Rowers Charles Courtney and Ned Scanlan dug their oars into the water when the starter's "Go" rang out. As they neared the halfway mark, four miles out, Scanlon was in the lead but Courtney had almost caught up with him. Scanlan was gaining a reputation among aficionados of the sport as an intentional late bloomer, goofing off in the early stages of a race, sometimes even clowning around for the crowd's amusement, then turning on his prodigious strength and skill and winning races with seemingly little effort. But this time he plays it straight. Courtney begins crowding into Scanlan's lane, Scanlan warns him off. As Courtney straightens himself out, Scanlan gets down to business, shoots into the lead, and it's all over but the shouting. And a bit of grumbling about the sudden, last-minute change in the betting odds before the race.

The following summer Scanlan travels to England, where he first defeats their fair-haired boy John Hawdon, clowning around and stopping to bail out his boat in the middle of the race and still crossing the finish ahead of his opponent. Then Scanlan turns his sights on the reigning British champion William Elliott. Without even working up a sweat, the Canadian, his body working in perfect coordination and harmony with his boat and his oars, beats Elliott by 10 lengths, breaking the course record by 55 seconds. Canada has it's first international sports champion. And Rochester, New York, medicine man Asa Soule has an idea.

With his baseball team the Hop Bitters and it's successor the New Hop Bitters club struggling, a rematch between Scanlan and the home state boy Courtney could prove to be a real money machine and also reap lots of publicity for his alcohol-fortified medications.
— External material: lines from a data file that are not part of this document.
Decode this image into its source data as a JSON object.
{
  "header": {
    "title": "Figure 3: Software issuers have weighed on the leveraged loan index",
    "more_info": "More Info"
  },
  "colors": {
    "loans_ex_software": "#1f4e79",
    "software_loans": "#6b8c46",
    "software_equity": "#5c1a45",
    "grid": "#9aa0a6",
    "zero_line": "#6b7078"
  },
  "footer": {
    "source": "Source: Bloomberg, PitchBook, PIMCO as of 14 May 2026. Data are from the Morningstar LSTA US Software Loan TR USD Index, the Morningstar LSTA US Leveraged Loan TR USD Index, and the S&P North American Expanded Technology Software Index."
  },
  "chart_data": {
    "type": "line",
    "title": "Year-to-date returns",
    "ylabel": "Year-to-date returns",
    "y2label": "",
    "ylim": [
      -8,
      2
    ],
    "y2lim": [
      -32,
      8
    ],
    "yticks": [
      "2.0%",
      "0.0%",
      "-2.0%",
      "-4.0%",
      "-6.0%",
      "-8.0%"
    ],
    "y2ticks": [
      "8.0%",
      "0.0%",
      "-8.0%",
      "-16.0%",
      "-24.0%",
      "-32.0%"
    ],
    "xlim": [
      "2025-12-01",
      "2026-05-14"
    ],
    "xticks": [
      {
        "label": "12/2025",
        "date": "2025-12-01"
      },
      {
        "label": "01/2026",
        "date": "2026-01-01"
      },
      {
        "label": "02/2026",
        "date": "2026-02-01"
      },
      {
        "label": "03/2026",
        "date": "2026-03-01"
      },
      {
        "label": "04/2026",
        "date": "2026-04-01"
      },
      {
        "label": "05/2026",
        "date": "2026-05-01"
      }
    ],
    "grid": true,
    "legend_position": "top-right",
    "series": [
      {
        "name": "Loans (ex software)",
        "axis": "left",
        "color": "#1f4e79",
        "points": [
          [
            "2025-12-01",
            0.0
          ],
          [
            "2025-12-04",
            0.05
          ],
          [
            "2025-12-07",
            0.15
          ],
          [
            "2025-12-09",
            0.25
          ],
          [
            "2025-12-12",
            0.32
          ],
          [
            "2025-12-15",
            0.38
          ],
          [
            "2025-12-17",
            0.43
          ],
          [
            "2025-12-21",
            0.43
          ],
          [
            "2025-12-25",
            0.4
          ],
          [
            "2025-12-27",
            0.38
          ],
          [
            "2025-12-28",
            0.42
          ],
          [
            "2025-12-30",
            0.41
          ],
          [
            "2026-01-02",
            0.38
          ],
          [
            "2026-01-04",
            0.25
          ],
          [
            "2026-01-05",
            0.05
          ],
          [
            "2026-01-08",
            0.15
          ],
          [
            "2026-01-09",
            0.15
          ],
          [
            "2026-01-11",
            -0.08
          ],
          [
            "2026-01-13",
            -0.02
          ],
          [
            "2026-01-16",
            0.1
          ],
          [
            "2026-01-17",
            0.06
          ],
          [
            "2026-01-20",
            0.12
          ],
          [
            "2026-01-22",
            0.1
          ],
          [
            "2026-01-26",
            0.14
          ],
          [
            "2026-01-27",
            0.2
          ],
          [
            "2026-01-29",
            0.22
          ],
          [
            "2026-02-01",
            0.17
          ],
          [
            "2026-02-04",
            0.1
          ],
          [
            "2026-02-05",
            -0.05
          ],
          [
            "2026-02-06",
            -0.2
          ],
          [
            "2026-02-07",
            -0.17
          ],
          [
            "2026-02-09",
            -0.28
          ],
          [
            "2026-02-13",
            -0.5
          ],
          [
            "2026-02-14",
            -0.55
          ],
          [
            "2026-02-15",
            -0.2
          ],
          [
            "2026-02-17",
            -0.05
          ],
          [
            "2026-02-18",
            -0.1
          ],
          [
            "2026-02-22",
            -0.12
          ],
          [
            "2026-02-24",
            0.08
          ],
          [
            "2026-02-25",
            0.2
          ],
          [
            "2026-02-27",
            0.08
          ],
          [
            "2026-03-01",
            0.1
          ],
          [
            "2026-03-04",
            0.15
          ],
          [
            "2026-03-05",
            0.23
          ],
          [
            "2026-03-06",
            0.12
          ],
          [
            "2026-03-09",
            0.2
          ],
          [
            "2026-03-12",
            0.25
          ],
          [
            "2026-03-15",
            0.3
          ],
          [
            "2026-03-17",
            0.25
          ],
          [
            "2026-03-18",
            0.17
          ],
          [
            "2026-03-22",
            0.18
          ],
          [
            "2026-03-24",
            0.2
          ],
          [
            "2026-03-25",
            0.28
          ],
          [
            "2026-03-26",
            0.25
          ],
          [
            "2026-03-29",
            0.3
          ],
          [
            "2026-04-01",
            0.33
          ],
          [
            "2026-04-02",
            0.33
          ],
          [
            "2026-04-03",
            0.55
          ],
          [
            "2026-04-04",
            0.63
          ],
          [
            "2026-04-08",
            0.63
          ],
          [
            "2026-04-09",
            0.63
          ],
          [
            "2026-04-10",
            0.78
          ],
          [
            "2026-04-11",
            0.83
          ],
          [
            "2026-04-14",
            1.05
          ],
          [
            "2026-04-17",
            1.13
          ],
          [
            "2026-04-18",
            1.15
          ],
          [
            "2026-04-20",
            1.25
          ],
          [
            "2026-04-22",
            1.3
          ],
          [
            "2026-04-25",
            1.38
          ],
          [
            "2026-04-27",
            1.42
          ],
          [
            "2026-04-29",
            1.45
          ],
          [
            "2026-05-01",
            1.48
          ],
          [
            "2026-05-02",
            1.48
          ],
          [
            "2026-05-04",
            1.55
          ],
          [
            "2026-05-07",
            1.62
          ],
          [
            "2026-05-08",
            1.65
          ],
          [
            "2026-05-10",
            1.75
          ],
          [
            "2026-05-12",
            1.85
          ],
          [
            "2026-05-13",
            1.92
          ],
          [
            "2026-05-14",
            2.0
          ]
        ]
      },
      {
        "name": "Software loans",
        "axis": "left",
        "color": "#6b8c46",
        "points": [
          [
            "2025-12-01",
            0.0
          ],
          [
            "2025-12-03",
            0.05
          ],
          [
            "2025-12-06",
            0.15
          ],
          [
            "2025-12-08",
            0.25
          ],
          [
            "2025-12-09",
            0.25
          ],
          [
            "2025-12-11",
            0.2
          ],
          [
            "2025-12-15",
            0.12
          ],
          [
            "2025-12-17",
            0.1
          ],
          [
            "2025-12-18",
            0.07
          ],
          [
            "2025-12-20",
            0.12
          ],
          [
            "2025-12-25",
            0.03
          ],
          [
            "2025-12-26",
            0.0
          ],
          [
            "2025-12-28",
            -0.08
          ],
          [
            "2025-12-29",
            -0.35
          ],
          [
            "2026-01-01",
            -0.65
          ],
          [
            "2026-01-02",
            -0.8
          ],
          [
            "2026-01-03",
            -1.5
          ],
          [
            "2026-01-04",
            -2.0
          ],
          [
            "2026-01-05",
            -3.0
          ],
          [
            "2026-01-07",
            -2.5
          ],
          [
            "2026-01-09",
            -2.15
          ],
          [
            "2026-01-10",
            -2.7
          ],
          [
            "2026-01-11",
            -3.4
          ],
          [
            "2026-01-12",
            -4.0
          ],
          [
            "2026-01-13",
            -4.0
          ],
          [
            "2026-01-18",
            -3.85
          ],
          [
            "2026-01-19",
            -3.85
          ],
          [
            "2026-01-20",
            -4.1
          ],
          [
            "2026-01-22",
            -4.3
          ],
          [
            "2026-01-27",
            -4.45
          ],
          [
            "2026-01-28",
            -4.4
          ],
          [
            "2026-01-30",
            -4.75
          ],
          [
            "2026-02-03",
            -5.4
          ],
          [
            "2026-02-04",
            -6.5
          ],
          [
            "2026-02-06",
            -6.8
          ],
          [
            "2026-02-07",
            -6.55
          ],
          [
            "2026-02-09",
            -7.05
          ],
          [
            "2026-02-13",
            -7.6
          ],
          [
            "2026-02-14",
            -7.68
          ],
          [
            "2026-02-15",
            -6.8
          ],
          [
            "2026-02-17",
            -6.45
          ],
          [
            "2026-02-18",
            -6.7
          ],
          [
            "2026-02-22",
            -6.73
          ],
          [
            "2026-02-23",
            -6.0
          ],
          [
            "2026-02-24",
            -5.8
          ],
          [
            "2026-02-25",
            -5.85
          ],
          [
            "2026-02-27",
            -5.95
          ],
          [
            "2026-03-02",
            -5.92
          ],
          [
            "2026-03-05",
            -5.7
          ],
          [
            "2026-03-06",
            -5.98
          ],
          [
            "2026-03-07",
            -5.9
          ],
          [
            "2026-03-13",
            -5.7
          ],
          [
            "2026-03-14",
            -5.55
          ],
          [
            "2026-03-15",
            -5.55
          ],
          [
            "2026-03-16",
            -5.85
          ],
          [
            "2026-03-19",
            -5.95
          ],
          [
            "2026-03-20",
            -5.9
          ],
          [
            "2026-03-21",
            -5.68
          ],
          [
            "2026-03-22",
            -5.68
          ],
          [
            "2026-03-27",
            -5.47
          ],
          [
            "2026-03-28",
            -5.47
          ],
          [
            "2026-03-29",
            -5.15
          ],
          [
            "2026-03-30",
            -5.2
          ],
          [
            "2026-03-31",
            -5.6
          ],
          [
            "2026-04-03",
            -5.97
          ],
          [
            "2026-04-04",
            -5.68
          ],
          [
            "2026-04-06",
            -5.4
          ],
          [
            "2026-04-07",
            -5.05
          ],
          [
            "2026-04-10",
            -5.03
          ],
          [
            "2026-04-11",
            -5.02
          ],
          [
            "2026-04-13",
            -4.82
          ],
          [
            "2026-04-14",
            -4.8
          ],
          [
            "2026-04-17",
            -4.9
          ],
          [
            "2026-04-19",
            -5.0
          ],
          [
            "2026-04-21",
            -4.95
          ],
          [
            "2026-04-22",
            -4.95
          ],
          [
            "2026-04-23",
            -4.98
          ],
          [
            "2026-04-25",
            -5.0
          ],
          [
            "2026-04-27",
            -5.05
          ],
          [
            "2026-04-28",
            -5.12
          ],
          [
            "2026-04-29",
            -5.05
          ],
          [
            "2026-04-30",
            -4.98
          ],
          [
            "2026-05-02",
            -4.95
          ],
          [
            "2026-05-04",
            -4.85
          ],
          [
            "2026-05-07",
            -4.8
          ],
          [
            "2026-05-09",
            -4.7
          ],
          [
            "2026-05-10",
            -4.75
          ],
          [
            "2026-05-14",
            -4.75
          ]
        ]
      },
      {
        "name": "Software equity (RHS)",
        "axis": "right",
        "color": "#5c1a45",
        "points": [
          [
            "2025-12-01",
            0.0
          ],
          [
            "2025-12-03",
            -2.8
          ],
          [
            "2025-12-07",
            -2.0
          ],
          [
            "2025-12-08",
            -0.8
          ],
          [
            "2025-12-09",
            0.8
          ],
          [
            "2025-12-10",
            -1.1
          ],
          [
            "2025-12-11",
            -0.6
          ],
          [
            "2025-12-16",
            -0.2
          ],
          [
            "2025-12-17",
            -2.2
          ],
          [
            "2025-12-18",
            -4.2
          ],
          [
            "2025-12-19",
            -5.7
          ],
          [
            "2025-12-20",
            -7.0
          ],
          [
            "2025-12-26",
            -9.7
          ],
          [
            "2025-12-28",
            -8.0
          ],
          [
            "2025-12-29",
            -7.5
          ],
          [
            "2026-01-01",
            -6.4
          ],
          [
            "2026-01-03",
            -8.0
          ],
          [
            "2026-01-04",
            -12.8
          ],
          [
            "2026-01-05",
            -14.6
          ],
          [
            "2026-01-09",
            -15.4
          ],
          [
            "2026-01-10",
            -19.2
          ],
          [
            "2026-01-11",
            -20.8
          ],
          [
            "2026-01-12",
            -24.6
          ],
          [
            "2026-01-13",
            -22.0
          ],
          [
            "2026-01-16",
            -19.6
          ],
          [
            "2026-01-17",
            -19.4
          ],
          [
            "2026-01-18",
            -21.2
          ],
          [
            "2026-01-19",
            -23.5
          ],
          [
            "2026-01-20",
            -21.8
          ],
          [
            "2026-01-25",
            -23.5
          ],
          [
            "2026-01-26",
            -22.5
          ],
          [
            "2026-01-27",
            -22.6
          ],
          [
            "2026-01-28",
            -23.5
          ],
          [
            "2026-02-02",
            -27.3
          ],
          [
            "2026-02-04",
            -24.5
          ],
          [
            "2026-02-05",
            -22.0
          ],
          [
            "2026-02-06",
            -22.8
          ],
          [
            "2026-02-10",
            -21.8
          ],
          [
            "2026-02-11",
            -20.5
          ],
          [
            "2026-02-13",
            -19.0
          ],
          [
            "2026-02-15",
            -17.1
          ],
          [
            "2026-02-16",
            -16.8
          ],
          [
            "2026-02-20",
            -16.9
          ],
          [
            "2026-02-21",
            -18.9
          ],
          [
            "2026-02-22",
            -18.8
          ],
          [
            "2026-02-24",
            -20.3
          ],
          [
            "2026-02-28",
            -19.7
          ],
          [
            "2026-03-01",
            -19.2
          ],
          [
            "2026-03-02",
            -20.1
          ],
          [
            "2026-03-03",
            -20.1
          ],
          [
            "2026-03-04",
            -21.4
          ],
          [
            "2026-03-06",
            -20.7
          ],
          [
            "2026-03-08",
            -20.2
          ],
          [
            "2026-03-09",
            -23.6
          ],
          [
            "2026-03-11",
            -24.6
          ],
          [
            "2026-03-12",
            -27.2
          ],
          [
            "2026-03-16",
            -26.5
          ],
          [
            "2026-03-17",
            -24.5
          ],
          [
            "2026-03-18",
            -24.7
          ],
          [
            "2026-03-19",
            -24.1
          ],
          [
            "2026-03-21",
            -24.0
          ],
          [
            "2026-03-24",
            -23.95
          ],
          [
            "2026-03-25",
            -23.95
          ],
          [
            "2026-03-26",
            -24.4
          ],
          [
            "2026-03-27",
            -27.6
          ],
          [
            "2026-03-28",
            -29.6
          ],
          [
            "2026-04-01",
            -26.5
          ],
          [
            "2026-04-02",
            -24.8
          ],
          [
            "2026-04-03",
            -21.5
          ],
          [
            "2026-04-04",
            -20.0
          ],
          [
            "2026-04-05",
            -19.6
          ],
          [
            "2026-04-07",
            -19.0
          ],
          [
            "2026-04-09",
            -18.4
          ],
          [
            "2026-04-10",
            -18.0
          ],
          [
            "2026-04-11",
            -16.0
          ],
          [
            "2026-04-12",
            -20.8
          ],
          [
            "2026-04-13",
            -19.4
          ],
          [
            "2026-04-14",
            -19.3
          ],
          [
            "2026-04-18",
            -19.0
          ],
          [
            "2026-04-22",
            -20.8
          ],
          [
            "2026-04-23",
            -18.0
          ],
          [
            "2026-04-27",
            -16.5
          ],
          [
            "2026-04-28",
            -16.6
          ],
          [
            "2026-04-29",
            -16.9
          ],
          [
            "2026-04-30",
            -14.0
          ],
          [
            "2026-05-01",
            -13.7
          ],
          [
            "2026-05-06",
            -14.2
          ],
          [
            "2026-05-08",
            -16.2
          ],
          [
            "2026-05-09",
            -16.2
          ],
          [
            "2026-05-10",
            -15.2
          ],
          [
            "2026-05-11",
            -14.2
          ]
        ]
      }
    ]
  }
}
He swings into action. By early autumn word of a race has been gotten out. Soule figures he might as well bring those gambling dollars into the U. S. this time, so the agreed-upon site is on Chautauqua Lake, home for the past five years of the Chautauqua Institute, with its growing reputation for wholesome, educational and uplifting pursuits. Which does not mean that dollar signs won't dance in the heads of the villagers of Mayville, home to the coming event. A 2,000-foot-long grandstand, with capacity for 50,000 spectators is erected. A local railroad puts in a spur line and sets up a half-mile long observation train. The sale of steamboat tickets soars and abandoned barges are fixed up and sport new seats, at $5 a rear end. October 15, 1879, the night before the race finds Mayville stuffed to the gills with outsiders. Hotel prices have gone from one dollar to twelve; even so thousands find themselves sleeping under tables, on chairs and, in one case, in a rented piano crate. Soule is elated, especially since he is earning five cents on every dollar the fans are spending. And it surprises no one that the Hop Bitters king has named Courtney's boat, you guessed it, the Hop Bitters. Early next morning the bombshell hits. While the two men guarding the Hop Bitters overnight, have played a little hookey to see the sights, someone has sneaked in and sawn the boat in half. Courtney refused to row in a borrowed boat, but the ref declares the race will still be run, even if Scanlan rows alone. Which he does, breaking the standing record by 1 minute 14-and-a-quarter seconds. Apparently Scanlon's backers, without his knowledge, have fixed the race. His reputation still intact, he goes on to more victories and further fame. Courtney takes permanent shore leave. And Soule takes his percentage and runs, back to Rochester, to ponder on the thankless burden of being a sports promoter.